Война (Слонимский, Тихонов) - страница 41

— Пожар, пожар, — шепчут в рядах, и солдаты смотрят на далекие зарева.

Они растут, ночь наливается темно-багровой мутью, уже видна дорога, она ведет к чугунному массиву леса. Где горит? Кто поджег? С какой стороны неприятель? Солдаты расспрашивают друг друга, расспрашивают офицеров. Зарева сдвигаются, окружают дорогу и густое месиво людей. Солдатам кажется, что пожары выдают их присутствие. Карцев видит сухое лицо Васильева, его внимательные, в напряжении сощуренные глаза и тихо спрашивает:

— Германцы, должно быть, подожгли, ваше высокоблагородие?

Капитан молча кивает головой и смотрит на зарево с другой стороны дороги, и Карцев, глядя на него, понимает.

Васильева тревожит, что пожары с двух сторон, — это похоже на планомерный поджог со зловещей целью.

Лес впереди так страшен, что колонна втягивается в его грозную темноту в полном смятении. Офицеры пытаются подравнять ряды, подбадривают солдат. Но роты так перепутаны, что много времени проходит, пока получается относительный порядок. Кто-то толкает Карцева, и Черницкий показывает ему головой: иди за мной. В темноте это легко сделать, нужно только замедлить шаг, и вот они оба идут рядом, вне своей роты.

— Один человек хочет тебя видеть, — смешливо говорит Черницкий. — Что, не узнаешь?

Карцев видит в темноте высокую фигуру и, скорее по догадке, чем узнавая человека, радостно спрашивает:

— Мазурин?

Широкая сильная рука сжимает его руку, и он слышит низкий, грудной смех Мазурина.

— Еще не убили? — шутливо говорит Мазурин. — Крепко же ты в землю врос — никак тебя не выдернешь.

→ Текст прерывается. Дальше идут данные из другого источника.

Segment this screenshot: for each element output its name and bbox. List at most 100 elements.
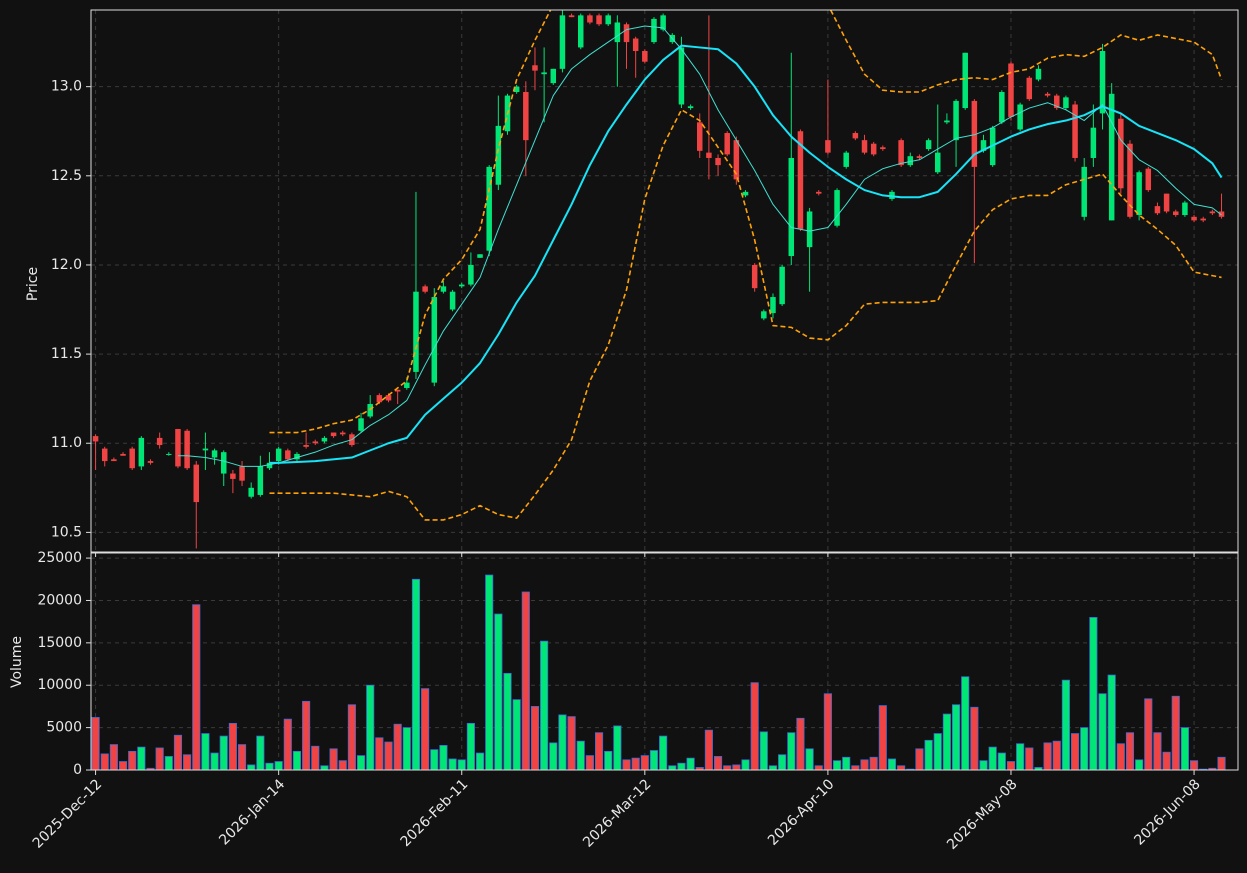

Он спрашивает об обыденных делах, но голос у него такой родной, теплый, он с таким вниманием слушает ответы, что все его слова приобретают особое значение. По-прежнему он ровен и спокоен. По-прежнему исходит от него обаяние сильного, крепко знающего, что ему надо делать, человека. Он слушает, потом рассказывает о себе, о последних боях, о товарищах по роте.

— Орлинского не видел? — И, задавая вопрос, Карцев вспоминает, что уже несколько дней не слыхал об Орлинском.

— Вчера говорил с ним, — отвечает Мазурин, — он был легко ранен, но остался в строю. Даже в полковой околоток на перевязку не пошел.

— Это его штучки, — с пренебрежением говорит Черницкий. — Орлинский хочет доказать, что евреи не трусы. Кому он, дурак, докажет? Сволочь все равно не поверит, хотя возьми он самого Вильгельма в плен, а настоящим людям нечего доказывать. Они не думают о таких пустяках. Жалко, что Орлинский не спас Вернера. А то некому звать его жидовской мордой.

Хотя Вернер считался павшим в бою, весь полк знал, что командир третьей роты убит своими солдатами. Знали, что негласно велось следствие и поручик Журавлев с фельдфебелем следят за солдатами и подслушивают их разговоры. Из сорока кадровых солдат подозреваются семь-восемь человек, и среди них Орлинский. Фельдфебель прямо указывал, что их высокоблагородие — покойник — так сильно донимал жидка, что не иначе, как тот, ожесточившись, застрелил его.